2) managing the work in code as the only viable mechanism
- analysts adopting the standard engineering kit — code editors, git, writing pipeline code and tests — some otherwise impactful analysts are pressured to learn new skills and perform new tasks in order to participate
3) a rift between producers and consumers — engineer-like personas own the means of production while consumers polarize the other way
- “no-code” tools are considered a regression for some while it remains the only option for others and these two worlds don’t communicate well
4) in the data world, code is only one piece; data assets, and business logic variations at the consumption edge is where the decision-making power is; well-managed code for a portion of transformations is incomplete
5) some technical analysts pulling back from directly impacting decisions: “my job is to setup the system vs understanding the system”
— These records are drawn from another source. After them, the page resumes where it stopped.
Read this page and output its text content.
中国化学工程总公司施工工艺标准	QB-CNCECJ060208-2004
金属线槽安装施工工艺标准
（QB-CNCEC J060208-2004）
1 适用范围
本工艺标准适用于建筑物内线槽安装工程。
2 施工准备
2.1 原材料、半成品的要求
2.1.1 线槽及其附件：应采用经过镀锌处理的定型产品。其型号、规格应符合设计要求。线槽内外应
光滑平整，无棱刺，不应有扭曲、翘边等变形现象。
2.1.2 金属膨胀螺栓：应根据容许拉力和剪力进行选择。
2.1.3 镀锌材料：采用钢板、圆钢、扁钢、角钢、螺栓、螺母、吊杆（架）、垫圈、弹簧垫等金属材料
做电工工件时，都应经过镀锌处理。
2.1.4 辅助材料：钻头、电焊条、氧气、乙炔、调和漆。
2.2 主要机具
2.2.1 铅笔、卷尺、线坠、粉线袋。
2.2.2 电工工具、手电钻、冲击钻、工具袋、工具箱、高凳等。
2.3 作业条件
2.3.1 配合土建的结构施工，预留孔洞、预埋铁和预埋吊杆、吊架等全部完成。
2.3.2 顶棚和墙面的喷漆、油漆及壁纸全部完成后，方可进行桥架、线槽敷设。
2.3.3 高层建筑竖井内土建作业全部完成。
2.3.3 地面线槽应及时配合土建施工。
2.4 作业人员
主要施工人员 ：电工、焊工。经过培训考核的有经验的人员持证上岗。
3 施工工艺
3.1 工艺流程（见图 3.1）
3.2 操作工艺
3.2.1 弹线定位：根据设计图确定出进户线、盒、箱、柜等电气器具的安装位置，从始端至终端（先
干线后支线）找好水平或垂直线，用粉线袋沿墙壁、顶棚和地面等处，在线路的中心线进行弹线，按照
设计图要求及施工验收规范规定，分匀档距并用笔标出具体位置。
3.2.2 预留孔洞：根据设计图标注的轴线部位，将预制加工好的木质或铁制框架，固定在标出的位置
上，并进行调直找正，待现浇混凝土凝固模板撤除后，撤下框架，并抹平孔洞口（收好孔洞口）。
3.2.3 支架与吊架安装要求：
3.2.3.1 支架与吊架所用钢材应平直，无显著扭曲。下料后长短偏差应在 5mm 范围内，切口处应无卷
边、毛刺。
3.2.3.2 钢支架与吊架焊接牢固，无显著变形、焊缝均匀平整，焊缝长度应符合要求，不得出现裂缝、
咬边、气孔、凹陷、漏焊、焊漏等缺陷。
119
6) ultimately, a reduction in the quality and volume of hardcore analytical work in favor of automating and monitoring upstream data pipes
Benn Stancil from Mode wrote a thoughtful piece: Work like an analyst — he envisions a world where there is more blurring, more unification between engineers, analysts and the business — well, even to the extreme where an analyst is not a person, but a role.
I’m excited for this world too. But then we have to ask and answer the questions:
- how do we carefully select and apply relevant first class engineering principles to the data world?
- how do we enable users with different range of technical skills to not only consume but also produce new business logic and data assets?
- how can we unify the business logic generated via code and no-code UI?
- how do we let analysts and data scientists and operators be the best versions of themselves without taking on new roles and responsibilities?